1. That he voluntarily spent [sic] six (6) months in the state penitentiary, commencing January 1, 1977;

2. That he be under the supervision of the Division of Corrections of the Department of Social Services, State of South Dakota, subject to all rules and discipline for a period of three years, including the following:

a. That he be on general good behavior;

b. That he violate no state or federal law or municipal ordinances for a period of three years;

c. That he submit to the Nalline and/or Urinalysis test of the illegal use of narcotics and/or dangerous drugs, whenever required by any peace officer;

d. That he shall not associate with any known users or traffickers in dangerous drugs or narcotics;

e. That he shall submit his personal property, place of residence, vehicle and personal effects to search and seizure at anytime of the day or night without the necessity of a search warrant whenever requested to do so by any peace or probation officer;

f. That he shall secure and maintain fulltime employment.

[4] SDCL 23-51-6 reads as follows:

"Any appeal other than from a judgment must be taken within sixty days after written notice of the filing of the order shall have been given to the party appealing. An appeal from the judgment must be taken within sixty days after the judgment is signed, attested and filed."
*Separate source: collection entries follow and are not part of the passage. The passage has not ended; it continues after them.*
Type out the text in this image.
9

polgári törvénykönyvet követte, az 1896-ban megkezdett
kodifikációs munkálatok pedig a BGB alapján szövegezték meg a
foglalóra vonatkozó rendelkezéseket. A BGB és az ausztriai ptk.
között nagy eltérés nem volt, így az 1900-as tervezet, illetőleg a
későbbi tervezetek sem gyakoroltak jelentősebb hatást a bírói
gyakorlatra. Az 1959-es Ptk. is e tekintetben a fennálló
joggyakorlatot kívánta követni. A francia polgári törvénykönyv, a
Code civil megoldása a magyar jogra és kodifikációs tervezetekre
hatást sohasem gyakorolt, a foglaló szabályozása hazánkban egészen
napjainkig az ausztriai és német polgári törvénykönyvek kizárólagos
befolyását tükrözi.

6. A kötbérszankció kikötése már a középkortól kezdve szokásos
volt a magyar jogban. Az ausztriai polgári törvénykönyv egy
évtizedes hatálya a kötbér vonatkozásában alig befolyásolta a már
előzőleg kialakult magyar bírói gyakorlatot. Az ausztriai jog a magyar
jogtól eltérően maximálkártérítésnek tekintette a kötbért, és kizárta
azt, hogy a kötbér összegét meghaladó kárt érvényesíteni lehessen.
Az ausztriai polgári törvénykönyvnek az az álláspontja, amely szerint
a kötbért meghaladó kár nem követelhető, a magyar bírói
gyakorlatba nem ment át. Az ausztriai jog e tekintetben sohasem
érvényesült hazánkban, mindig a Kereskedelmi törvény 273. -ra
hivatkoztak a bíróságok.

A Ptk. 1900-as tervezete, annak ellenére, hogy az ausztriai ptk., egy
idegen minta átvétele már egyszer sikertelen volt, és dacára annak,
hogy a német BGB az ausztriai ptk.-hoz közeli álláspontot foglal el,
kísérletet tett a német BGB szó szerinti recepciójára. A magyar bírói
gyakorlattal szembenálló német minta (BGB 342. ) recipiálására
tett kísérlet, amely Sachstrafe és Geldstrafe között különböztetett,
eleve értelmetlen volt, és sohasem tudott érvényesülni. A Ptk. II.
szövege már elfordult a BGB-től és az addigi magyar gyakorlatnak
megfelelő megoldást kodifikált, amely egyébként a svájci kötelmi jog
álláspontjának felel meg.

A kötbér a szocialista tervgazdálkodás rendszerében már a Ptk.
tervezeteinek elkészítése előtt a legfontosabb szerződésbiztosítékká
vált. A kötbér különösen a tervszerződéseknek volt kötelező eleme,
[5] We have held that the court's sentence under SDCL § 23-57-4 is not a judgment of guilt. State v. Johnson, S.D., 254 N.W.2d 114, 119-21 (1977); see also, Williams v. Sisseton-Wahpeton Sioux Tribal Council, 387 F. Supp. 1194, 1199-1201 (D.C.1975). The similarity of SDCL XX-XX-XXX indicates that the same rule should apply if the trial court acted under that statute.

[6] We note that the legislature has added SDCL 23-57-5.1 to the code, effective July 1, 1977. This statute reads as follows:

"The conditions of parole imposed pursuant to § 23-57-1, the terms and conditions of probation imposed pursuant to § 23-57-4, or the conditions of suspension of execution of sentence imposed pursuant to § 23-57-5, may include a requirement that the defendant be imprisoned in the county jail for a specific period not exceeding sixty days or the sentence which was imposed or which may be imposed by law, whichever is less. Such imprisonment may be further restricted to certain days or to certain parts of days specified by the court as part of such conditions."